La prima bozza parziale del c.d. “Decreto Agosto”, di imminente emanazione, rivela un tentativo di rafforzamento degli ammortizzatori sociali in essere.
A maggior evidenza, la proroga di cassa integrazione, con estensione per altre diciotto settimane complessive per i datori di lavoro con riduzione di fatturato pari almeno al 20% e indennità di disoccupazione e la previsione d’adeguamento dell’assegno per le invalidità civili totali. Il provvedimento sembra ispirato, altresì, a logiche premiali di sgravio contributivo per le aziende in grado di riportare i lavoratori in attività e per le nuove assunzioni a tempo indeterminato.
Non da oggi Meritocrazia Italia sollecita attenzione sulla qualità degli investimenti, nella direzione di ripristinare un patto di fiducia tra Stato e imprese al fine di restituire stabilità alle attività economiche imprenditoriali e dignità ai lavoratori dipendenti. Servono segnali di sostegno decisi e di prospettiva.
Il crollo del fatturato complessivo (ridotto di più del 50% rispetto al 2019) per il 74% delle imprese rende indispensabile un intervento ispirato a una visione di lungo periodo. In questo senso, pur riconoscendosi le potenziali utilità di logiche premiali e incentivanti, è certo che l’approccio d’assistenzialismo non è in sé sufficiente a favorire il rilancio e la definizione del punto di convergenza tra istanze dei lavoratori ed esigenze dei datori.
A poco serve incentivare le assunzioni a tempo indeterminato senza misure in grado di garantire un adeguato stato di salute delle singole imprese per il futuro.
In tal senso, lo sgravio contributivo prospettato è di sicuro beneficio per le aziende che non hanno subito una riduzione del fatturato. Meno facile credere che possa essere di supporto per quelle che registrano un calo superiore al 20%, non onerate dal versamento di contributi addizionali.
Per come finora congegnata, la misura rischia di apparire, poi, discriminatoria nei confronti dei datori di lavoro del settore agricolo, pure in crisi e inspiegabilmente esclusi dal beneficio.
A ogni modo, l’impossibilità di cumulare lo sgravio con altri esoneri renderà necessaria un’attenta valutazione preliminare di opportunità e convenienza da parte delle imprese, che meriterebbero, per questo, maggiore chiarezza e più facile accesso alle informazioni.
Ciò considerato, Meritocrazia Italia, nell’ottica di effettivo miglioramento, propone piuttosto di:
- adottare misure utili a consentire ai singoli imprenditori di confermare i propri dipendenti a prescindere dalla dimensione dell’azienda sul piano occupazionale;
- concedere uno stralcio del 40% sulla sorte del capitale dei debiti nei confronti dello Stato.
Questo permetterebbe, per un verso, di garantire i livelli occupazionali esistenti, e, dall’altro, di incentivare le imprese in difficoltà per mancanza di liquidità e contrazione interna della domanda dei beni e servizi, di ripartire con nuovo slancio e acquistare maggiore competitività anche a livello internazionale.
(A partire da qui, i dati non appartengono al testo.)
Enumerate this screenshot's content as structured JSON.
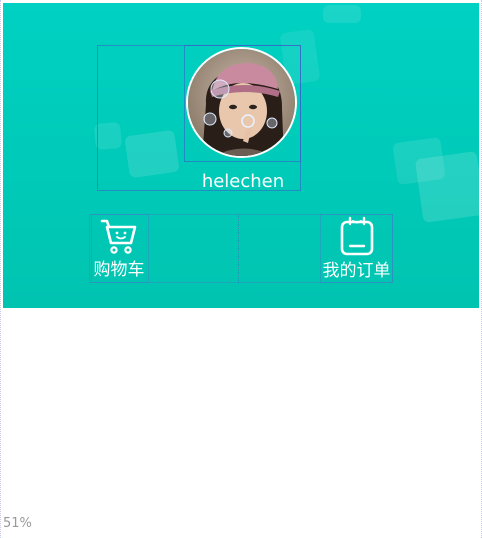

Di riflesso, con la rimozione dei debiti scaduti dal bilancio dello Stato, sarebbe possibile migliorare anche il rating nazionale e riguadagnare credibilità.
Sotto altro profilo, Meritocrazia sollecita un utilizzo più accorto della Cassa integrazione, strumento da mettere a disposizione delle sole imprese realmente in affanno economico e fuori dalla disponibilità degli enti pubblici, e propone di
- riservare maggiore spazio alla contrattazione di secondo livello, anche al fine di contrastare il dilagante fenomeno del dumping contrattuale;
- procedere al rinnovo della contrattazione collettiva di livello nazionale, ormai in attesa da tempo per oltre il 53%;
- puntare sull’aumento della competitività, con indagine analitica delle cause di una crisi solo da ultimo ascrivibili al regime emergenziale, e sulla produttività dei settori, per evitare freno alla crescita e pressione sui salari;
- migliorare il welfare aziendale nell’accezione più ampia (da asili ad altri servizi accessori) nella prospettiva di dare più opportunità lavorative nel rispetto della parità di genere. Occorre anche ripensare al Sistema Sanitario Nazionale, prevedendo il welfare integrativo accanto alle prestazioni di base.
Valgano, poi, perplessità in ordine alla compatibilità dell’attesa proroga del divieto di licenziamento fino al 31 dicembre 2020 con il principio costituzionale della libertà di impresa. La perpetuazione di misure adottate in situazione di eccezionale emergenza rischiano di ingessare oltre ragionevolezza il mercato del lavoro. La libertà di autodeterminazione economica, che ha a oggetto anche gestione dei livelli di produttività e del personale, non può subire una compressione non giustificata da strategie di prospettiva.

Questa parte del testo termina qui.